Wednesday, July 31, 2013

April Stevens and Nino Tempo: "I Love How You Love Me" and "Hey Baby"

An outstanding top tune in my view, sung by a popular brother/sister duo of the mid-sixties who started out life in Niagra Falls, New York.   I have to admit it's the bagpipes that I really dig most of all here in the song above,  with  honorable mention to the voice of the charming April Stevens (1929-).  Nino Tempo was no musical slouch either; he is a versatile musician who also had an acting career in films like "Breakfast at Tiffanys" and played alto sax at Carnegie Hall!

     Their biggest hit as a duo (April had her own singing career as a single performer) was their Grammy winning version of the old standard "Deep Purple".  It holds the sad distinction of hitting the Number One song slot on the Billboard charts the same week as the President Kennedy Assassination.  This next tune gives us a chance to see April and Nino performing on Dick Clark's "American Bandstand" with another standard, "Hey Baby".



  1. These songs are classics Doug, my older brother had these records and I grew up hearing these in Mono with 45s stacked up and each dropping on top of the last one in pure mechanical poetry...they are still great to hear so thanks for posting them Doug. These songs were on the eve of the Beatles and all that happened from around 1963 until the end of that decade. Interesting that April and Nino were top of the hit parade when JFK became the biggest hit of them all courtesy of I'm not really sure who? Nevertheless good times when all we had to worry about was whether someone else would walk our baby home and if the last dance was saved for him because we don't dance all that much anyway. All good stuff Doug... models of wholesome consumerism and corporate globalism but the songs were really good as well and so its great to be reminded of them..

    1. Yes, AA, I agree these songs are classics worth revisiting.
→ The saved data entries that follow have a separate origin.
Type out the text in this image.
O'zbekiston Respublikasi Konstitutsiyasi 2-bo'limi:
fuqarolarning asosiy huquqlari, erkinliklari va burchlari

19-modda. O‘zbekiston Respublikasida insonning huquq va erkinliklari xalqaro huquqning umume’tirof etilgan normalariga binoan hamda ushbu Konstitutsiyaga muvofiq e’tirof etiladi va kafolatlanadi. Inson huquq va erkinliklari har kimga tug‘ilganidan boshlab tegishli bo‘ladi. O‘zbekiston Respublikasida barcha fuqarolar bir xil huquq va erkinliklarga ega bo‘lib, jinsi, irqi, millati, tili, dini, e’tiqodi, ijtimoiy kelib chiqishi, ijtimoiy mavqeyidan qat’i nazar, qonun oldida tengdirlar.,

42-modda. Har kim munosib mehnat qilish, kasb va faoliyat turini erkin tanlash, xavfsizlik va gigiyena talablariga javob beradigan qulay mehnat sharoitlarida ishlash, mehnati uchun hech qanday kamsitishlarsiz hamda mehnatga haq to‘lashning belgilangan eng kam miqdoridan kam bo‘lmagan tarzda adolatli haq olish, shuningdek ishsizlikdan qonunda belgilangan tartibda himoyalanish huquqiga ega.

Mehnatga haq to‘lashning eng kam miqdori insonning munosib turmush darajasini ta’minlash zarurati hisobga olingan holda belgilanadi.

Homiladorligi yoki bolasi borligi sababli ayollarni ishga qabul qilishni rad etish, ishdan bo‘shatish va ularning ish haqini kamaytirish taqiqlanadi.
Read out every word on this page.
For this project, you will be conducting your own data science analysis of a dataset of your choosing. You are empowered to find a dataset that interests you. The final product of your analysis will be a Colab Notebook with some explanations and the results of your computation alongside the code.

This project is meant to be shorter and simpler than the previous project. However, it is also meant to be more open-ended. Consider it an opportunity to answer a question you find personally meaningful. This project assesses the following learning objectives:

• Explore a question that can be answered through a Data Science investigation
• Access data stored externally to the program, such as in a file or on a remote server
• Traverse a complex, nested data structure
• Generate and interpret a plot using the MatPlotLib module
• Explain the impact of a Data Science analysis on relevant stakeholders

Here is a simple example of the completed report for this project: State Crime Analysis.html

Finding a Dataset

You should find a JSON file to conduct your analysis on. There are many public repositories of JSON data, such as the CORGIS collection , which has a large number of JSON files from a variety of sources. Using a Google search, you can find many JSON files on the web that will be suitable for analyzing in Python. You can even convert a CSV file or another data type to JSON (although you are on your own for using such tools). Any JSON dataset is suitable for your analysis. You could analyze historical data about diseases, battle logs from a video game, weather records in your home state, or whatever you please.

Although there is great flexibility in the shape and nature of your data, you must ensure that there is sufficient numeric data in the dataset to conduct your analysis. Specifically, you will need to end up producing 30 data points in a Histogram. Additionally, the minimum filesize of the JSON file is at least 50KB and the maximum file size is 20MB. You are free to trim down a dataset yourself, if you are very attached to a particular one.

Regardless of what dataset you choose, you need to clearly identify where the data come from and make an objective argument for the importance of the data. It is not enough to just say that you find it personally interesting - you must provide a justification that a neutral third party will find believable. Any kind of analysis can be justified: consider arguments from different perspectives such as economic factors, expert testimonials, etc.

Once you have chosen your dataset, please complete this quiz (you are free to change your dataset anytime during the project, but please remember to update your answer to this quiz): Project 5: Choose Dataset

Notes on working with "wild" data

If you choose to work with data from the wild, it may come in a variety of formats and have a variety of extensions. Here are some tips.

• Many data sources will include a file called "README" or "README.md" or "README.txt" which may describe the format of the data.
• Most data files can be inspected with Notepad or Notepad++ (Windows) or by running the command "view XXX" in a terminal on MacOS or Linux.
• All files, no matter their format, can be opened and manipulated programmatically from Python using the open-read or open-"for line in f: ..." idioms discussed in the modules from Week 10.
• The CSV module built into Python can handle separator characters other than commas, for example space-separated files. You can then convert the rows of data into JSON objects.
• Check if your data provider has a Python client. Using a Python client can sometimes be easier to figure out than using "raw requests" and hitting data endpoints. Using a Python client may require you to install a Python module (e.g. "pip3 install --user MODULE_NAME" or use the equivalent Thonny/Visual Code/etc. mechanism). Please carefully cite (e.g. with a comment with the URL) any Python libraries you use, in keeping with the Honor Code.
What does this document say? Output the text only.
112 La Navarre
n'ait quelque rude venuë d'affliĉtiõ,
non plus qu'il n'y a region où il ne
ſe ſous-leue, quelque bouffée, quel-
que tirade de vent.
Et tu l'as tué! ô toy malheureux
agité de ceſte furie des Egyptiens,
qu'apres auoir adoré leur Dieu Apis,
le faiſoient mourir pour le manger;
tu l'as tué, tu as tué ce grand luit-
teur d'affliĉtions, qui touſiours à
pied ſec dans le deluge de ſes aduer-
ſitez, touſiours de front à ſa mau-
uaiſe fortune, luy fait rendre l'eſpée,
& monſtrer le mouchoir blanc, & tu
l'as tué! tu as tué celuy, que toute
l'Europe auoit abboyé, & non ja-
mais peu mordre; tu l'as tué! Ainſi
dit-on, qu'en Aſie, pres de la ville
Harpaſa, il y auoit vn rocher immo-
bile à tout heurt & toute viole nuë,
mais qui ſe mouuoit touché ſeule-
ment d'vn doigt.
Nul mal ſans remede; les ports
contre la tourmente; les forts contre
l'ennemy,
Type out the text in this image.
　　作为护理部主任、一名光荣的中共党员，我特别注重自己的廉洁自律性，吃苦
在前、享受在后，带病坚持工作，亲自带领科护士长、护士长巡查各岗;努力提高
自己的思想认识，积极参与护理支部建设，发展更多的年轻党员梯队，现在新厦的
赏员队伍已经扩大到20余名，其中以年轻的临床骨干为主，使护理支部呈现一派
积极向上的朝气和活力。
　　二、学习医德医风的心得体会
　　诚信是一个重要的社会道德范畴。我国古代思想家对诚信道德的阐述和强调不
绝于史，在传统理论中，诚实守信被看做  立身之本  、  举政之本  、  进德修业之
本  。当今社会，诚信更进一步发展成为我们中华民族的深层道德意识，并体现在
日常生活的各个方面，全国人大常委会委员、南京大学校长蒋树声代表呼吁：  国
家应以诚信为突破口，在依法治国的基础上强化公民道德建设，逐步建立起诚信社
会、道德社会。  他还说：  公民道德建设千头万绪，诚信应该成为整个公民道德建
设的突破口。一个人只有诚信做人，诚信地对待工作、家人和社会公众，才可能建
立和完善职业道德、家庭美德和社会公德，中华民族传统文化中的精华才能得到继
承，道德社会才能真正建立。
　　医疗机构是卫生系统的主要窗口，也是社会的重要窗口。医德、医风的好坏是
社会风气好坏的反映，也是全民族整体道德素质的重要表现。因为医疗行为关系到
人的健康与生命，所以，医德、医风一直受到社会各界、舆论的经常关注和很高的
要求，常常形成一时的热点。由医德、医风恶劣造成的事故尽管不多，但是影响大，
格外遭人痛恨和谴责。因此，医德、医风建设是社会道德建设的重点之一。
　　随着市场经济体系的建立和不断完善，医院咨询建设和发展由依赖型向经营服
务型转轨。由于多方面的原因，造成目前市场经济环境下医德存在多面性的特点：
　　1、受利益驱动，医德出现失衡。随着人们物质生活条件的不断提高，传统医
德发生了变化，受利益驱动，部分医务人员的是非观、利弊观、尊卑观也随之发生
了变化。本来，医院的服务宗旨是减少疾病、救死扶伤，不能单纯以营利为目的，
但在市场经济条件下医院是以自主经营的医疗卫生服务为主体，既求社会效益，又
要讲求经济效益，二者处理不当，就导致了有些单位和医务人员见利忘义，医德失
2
I remember my parents having a similar "stacking" set-up on the living room "hi-fi" which was a cross between a AM/FM radio receiver and a piece of furniture with a record player thrown in. There is something about that period--hindsight is all 20/20 and all that but one can't help thinking that popular music changed so rapidly in the 1960's in part because for the first time young people were feeling both empowered and discontented. The Beatles of the early days compared to the same band who did "Sgt'Pepper" and "The White Album" seem like two different bands, and yet they were just three years apart. Almost all the bands from north and south of England that made it big in America like The Stones and The Animals followed suit and by 1967 the West Coast music sound in California woke up from dreams of sunny beaches and daydream summer romances. "The Beach Boys", for instance, were inspired to greater heights thanks to the musical genius of Brian Wilson, who said he was inspired by the music of Lennon and McCartney from "Revolver".

      The music of Nino and April gives us a romantic oasis to revisit from time to time.

      I'm glad I could bring back some good memories.